Looking to get a new shotgun but can't afford much, are the Tristar guns any good. DU is endorsing them so they can't be to bad.

Any input?


----------



## Chaws (Oct 12, 2007)

You get what you pay for...

DU also endorses Wildrose Kennels... enough said.


----------



## dakotashooter2 (Oct 31, 2003)

I picked up one of the 20 ga O/Us two seasons ago. Not top of the line but a decent gun for the money. I found the bottom barrel on mine to shot what I consider low and sent it back . It was returned with a claim to be "within spec". The safety on mine is a bit loose and disengages far easier than I am confortable with. The gun doesn't quite fit me right but I am working on that. I picked it over similar priced guns because of it's light weight and smaller streamline stocks. Choke tubes appear to be the same as Beretta. I shot real well on ducks last fall but not quite as well on upland game so I have a bit more pattern testing to do. I recently found a "four tenner" sub gauge tube for it and figure with pattern improvement I'm hoping the extra full choke I am going to order for it it should make it will be sweet dove gun.
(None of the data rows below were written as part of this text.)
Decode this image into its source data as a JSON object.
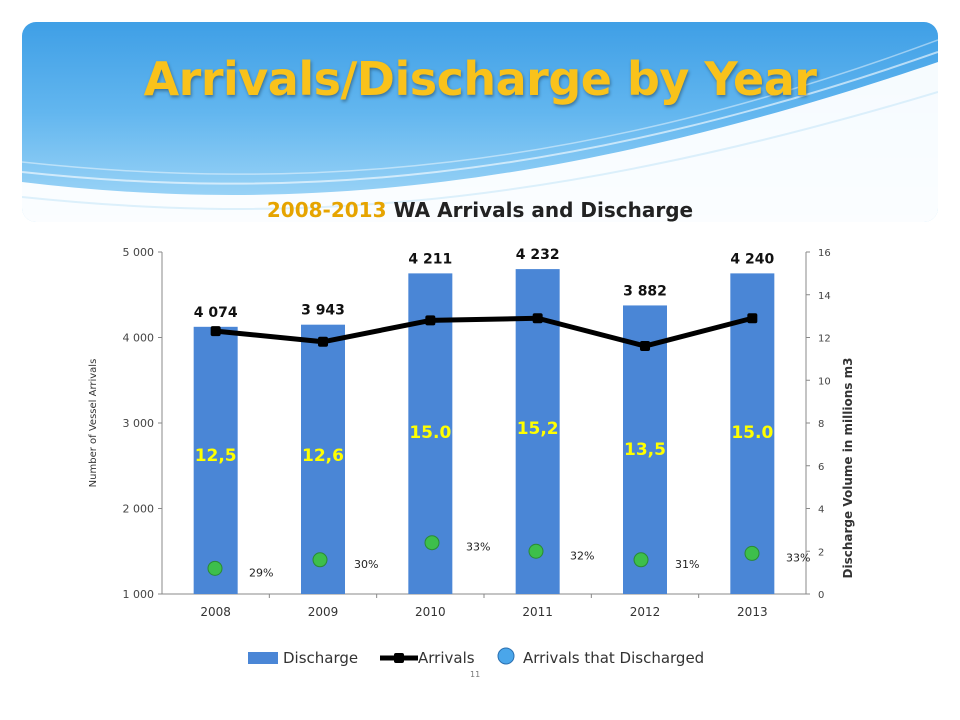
{
  "slide": {
    "title": "Arrivals/Discharge by Year",
    "page_number": "11"
  },
  "colors": {
    "title": "#f9c21b",
    "bar": "#4a86d6",
    "line": "#000000",
    "marker": "#3dbf4b",
    "bar_label": "#ffff00",
    "header": "#4aa6ea"
  },
  "chart_data": {
    "type": "bar",
    "title_years": "2008-2013",
    "title_rest": "WA Arrivals and Discharge",
    "categories": [
      "2008",
      "2009",
      "2010",
      "2011",
      "2012",
      "2013"
    ],
    "series": [
      {
        "name": "Discharge",
        "axis": "right",
        "values": [
          12.5,
          12.6,
          15.0,
          15.2,
          13.5,
          15.0
        ],
        "labels": [
          "12,5",
          "12,6",
          "15.0",
          "15,2",
          "13,5",
          "15.0"
        ]
      },
      {
        "name": "Arrivals",
        "axis": "left",
        "type": "line",
        "values": [
          4074,
          3943,
          4211,
          4232,
          3882,
          4240
        ],
        "labels": [
          "4 074",
          "3 943",
          "4 211",
          "4 232",
          "3 882",
          "4 240"
        ],
        "point_levels_right_axis": [
          12.3,
          11.8,
          12.8,
          12.9,
          11.6,
          12.9
        ]
      },
      {
        "name": "Arrivals that Discharged",
        "axis": "right",
        "type": "scatter",
        "values": [
          1.2,
          1.6,
          2.4,
          2.0,
          1.6,
          1.9
        ],
        "labels": [
          "29%",
          "30%",
          "33%",
          "32%",
          "31%",
          "33%"
        ]
      }
    ],
    "ylabel": "Number of Vessel Arrivals",
    "y2label": "Discharge Volume in millions m3",
    "ylim": [
      1000,
      5000
    ],
    "y2lim": [
      0,
      16
    ],
    "yticks": [
      "1 000",
      "2 000",
      "3 000",
      "4 000",
      "5 000"
    ],
    "y2ticks": [
      "0",
      "2",
      "4",
      "6",
      "8",
      "10",
      "12",
      "14",
      "16"
    ],
    "grid": false,
    "legend_position": "bottom"
  }
}
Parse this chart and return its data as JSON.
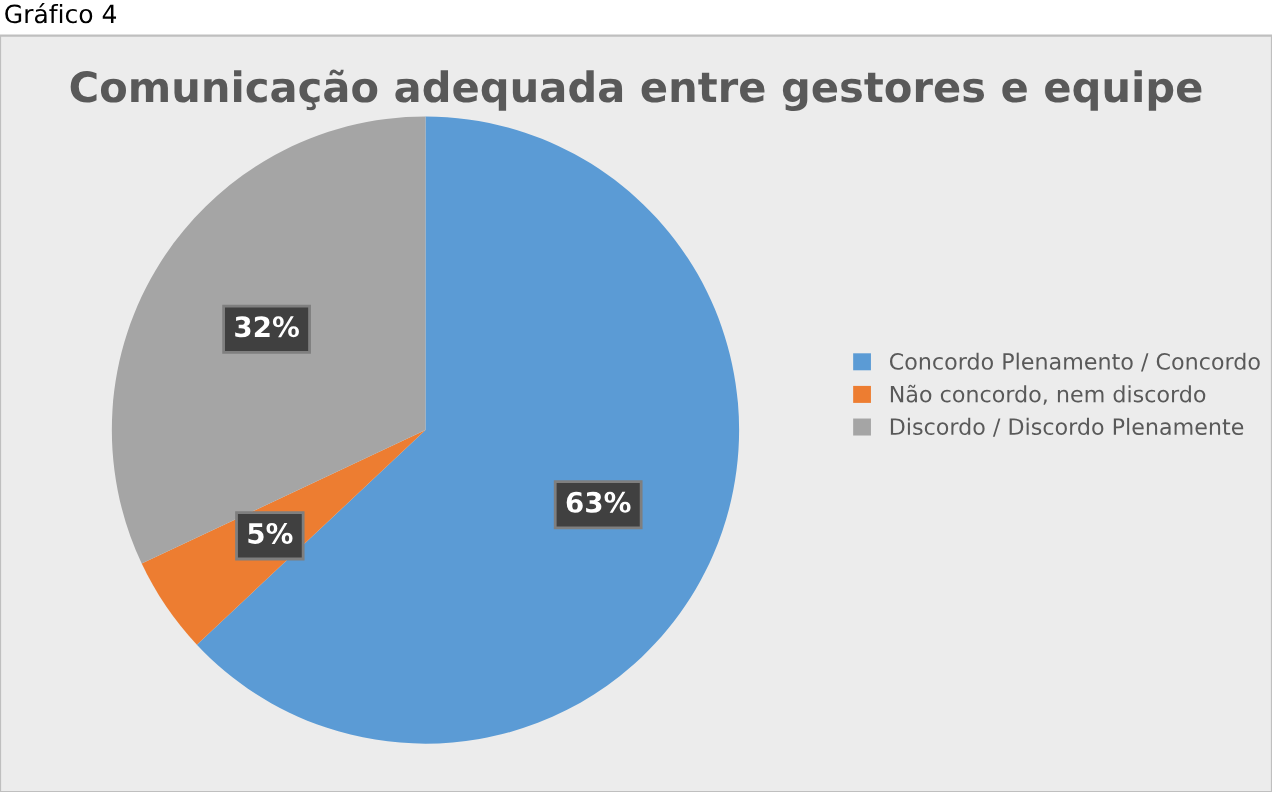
{
  "chart_data": {
    "type": "pie",
    "title": "Comunicação adequada entre gestores e equipe",
    "categories": [
      "Concordo Plenamento / Concordo",
      "Não concordo, nem discordo",
      "Discordo / Discordo Plenamente"
    ],
    "values": [
      63,
      5,
      32
    ],
    "colors": [
      "#5b9bd5",
      "#ed7d31",
      "#a5a5a5"
    ],
    "value_labels": [
      "63%",
      "5%",
      "32%"
    ],
    "legend": "right",
    "annotations": [
      "Gráfico 4"
    ]
  }
}
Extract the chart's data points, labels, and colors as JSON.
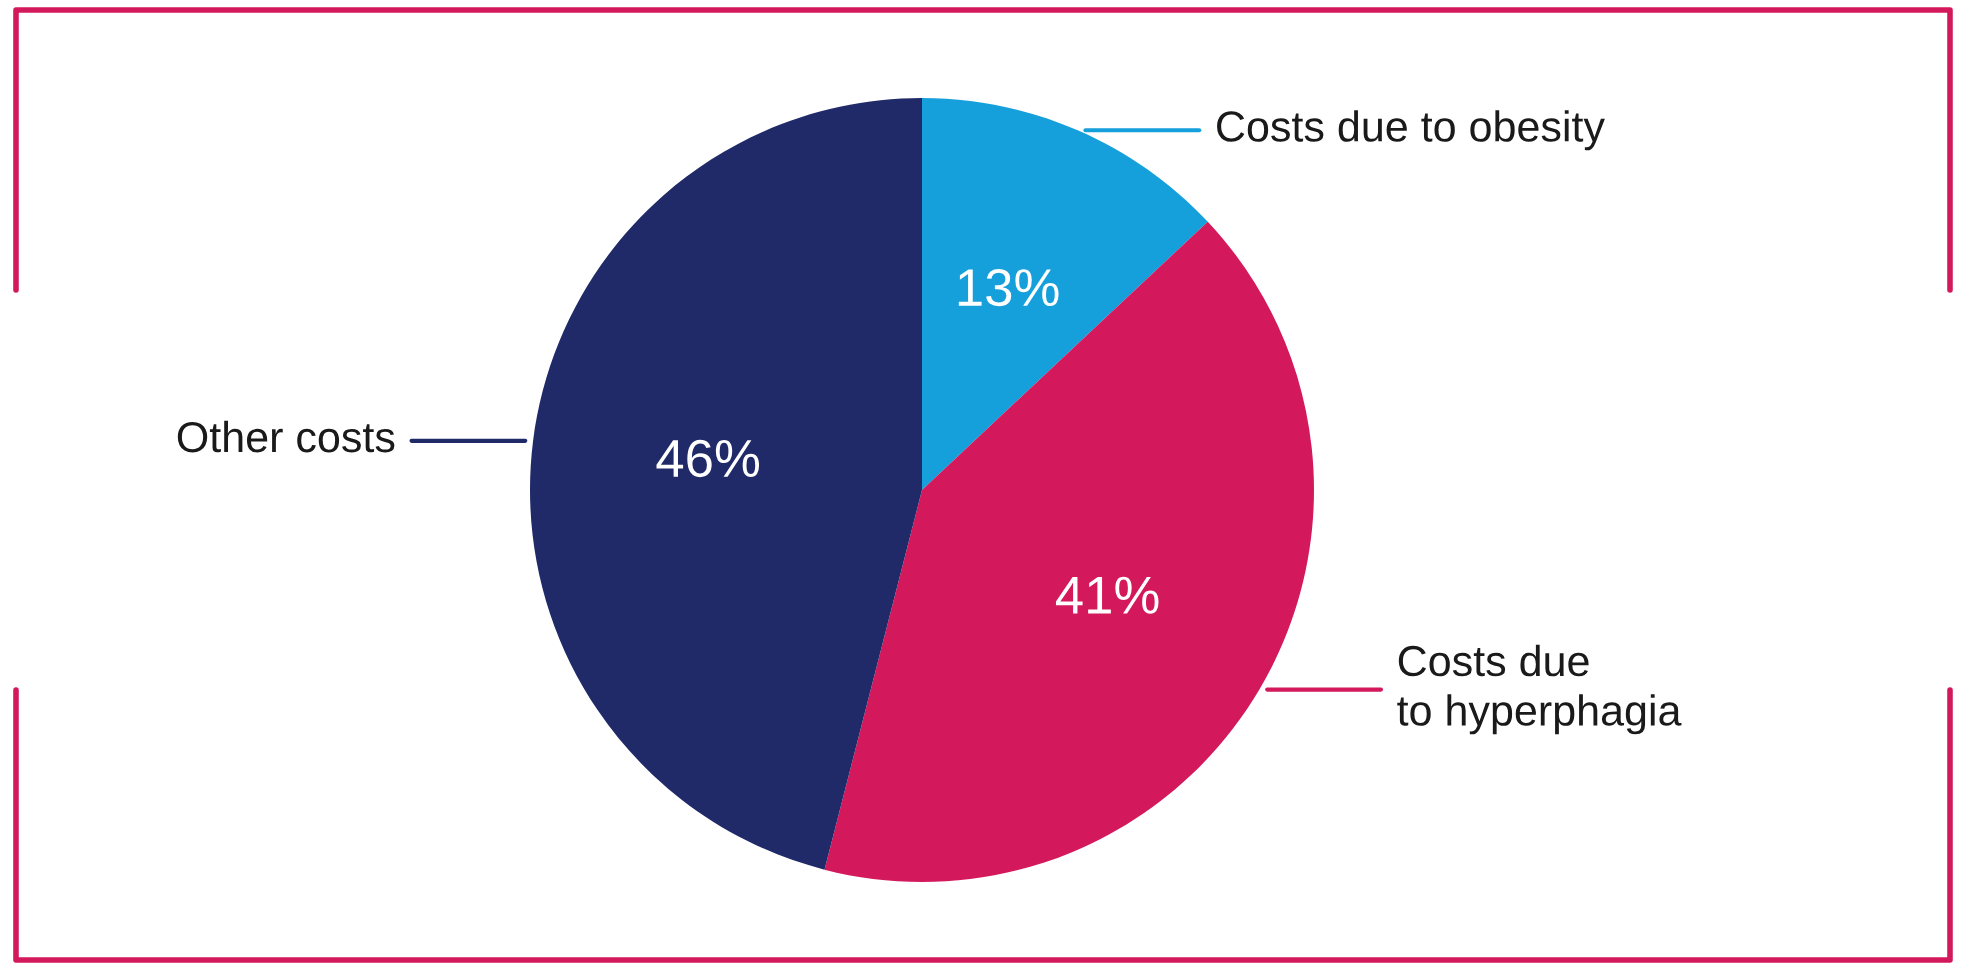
{
  "chart_data": {
    "type": "pie",
    "categories": [
      "Costs due to obesity",
      "Costs due\nto hyperphagia",
      "Other costs"
    ],
    "values": [
      13,
      41,
      46
    ],
    "colors": [
      "#159fdb",
      "#d4185c",
      "#202a68"
    ],
    "value_labels": [
      "13%",
      "41%",
      "46%"
    ]
  }
}
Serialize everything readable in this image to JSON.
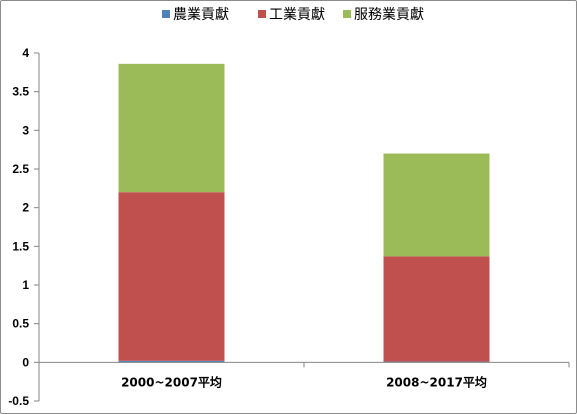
{
  "chart_data": {
    "type": "bar",
    "stacked": true,
    "categories": [
      "2000~2007平均",
      "2008~2017平均"
    ],
    "series": [
      {
        "name": "農業貢獻",
        "color": "#4f81bd",
        "values": [
          0.02,
          0.01
        ]
      },
      {
        "name": "工業貢獻",
        "color": "#c0504d",
        "values": [
          2.18,
          1.36
        ]
      },
      {
        "name": "服務業貢獻",
        "color": "#9bbb59",
        "values": [
          1.66,
          1.33
        ]
      }
    ],
    "yticks": [
      "-0.5",
      "0",
      "0.5",
      "1",
      "1.5",
      "2",
      "2.5",
      "3",
      "3.5",
      "4"
    ],
    "ylim": [
      -0.5,
      4
    ],
    "grid": false,
    "legend": "top",
    "title": "",
    "xlabel": "",
    "ylabel": ""
  }
}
Forgot to mention.. It made short work of a turkey this spring but then the range was only about 12 yards.


----------



## hang man (Oct 30, 2007)

Tristar O/U was my first gun , it shot great at first but started falling apart while shooting within 2 months (i don't hunt , only shoot skeet , trap and sporting clays but back then i used to shoot around 1,000 rounds per weekend) , You definitely get what you pay for


----------